Enhanced resistance of transgenic lines to highly virulent isolates of R. solani and seed germination analysis. (a) Bar diagram showing percentage of survival tillers in T₂ transgenic lines (CN5-2-1, C8-9-1, and N4-3-2) compared to wild type (WT) after 21 dpi.

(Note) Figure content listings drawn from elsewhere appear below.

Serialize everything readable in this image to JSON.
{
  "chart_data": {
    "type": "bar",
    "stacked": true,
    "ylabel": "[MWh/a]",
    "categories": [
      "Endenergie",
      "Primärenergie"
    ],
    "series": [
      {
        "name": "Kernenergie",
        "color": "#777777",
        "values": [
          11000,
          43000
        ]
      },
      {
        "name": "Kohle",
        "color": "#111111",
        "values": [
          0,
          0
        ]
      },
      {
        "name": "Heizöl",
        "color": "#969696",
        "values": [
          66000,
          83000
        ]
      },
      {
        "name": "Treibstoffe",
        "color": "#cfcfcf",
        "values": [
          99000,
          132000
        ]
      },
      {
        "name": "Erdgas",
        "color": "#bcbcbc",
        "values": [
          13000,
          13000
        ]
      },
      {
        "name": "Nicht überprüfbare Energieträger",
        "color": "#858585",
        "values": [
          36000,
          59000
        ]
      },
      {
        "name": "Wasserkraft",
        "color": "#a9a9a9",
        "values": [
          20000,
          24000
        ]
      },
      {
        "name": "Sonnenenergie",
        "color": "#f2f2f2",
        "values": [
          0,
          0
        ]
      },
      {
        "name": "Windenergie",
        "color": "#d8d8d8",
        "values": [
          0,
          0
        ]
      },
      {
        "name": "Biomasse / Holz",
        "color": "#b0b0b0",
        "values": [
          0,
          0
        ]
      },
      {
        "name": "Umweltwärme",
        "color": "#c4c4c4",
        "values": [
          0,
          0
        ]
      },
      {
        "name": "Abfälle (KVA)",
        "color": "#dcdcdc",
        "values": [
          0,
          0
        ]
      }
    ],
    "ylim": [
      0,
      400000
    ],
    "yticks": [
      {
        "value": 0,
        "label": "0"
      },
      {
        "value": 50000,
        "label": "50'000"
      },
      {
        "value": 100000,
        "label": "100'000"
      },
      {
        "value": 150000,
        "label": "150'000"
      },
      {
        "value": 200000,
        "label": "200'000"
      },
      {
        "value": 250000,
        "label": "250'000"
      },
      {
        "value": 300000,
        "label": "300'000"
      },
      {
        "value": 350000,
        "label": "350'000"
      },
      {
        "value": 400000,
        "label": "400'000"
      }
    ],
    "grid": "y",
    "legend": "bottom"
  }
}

Bar represents mean ± SE of three independent experiments. (b) Images showing more number of surviving tillers in T₂ transgenic lines (CN5-2-1, C8-9-1, and C4-3-2) compared to WT after 21 dpi. (c) Percentage of filled grains per panicle on transgenic and non-transformed control after 21 dpi. Bar represents mean ± SE of five independent experiments. (d) Images showing more grain count per panicle in transgenic plants after sheath blight infection with respect to WT at 21 dpi. (e) Images showing seed germination and phenotypic evaluation of T₃ transgenic and wild type (WT) control seeds at juvenile stage.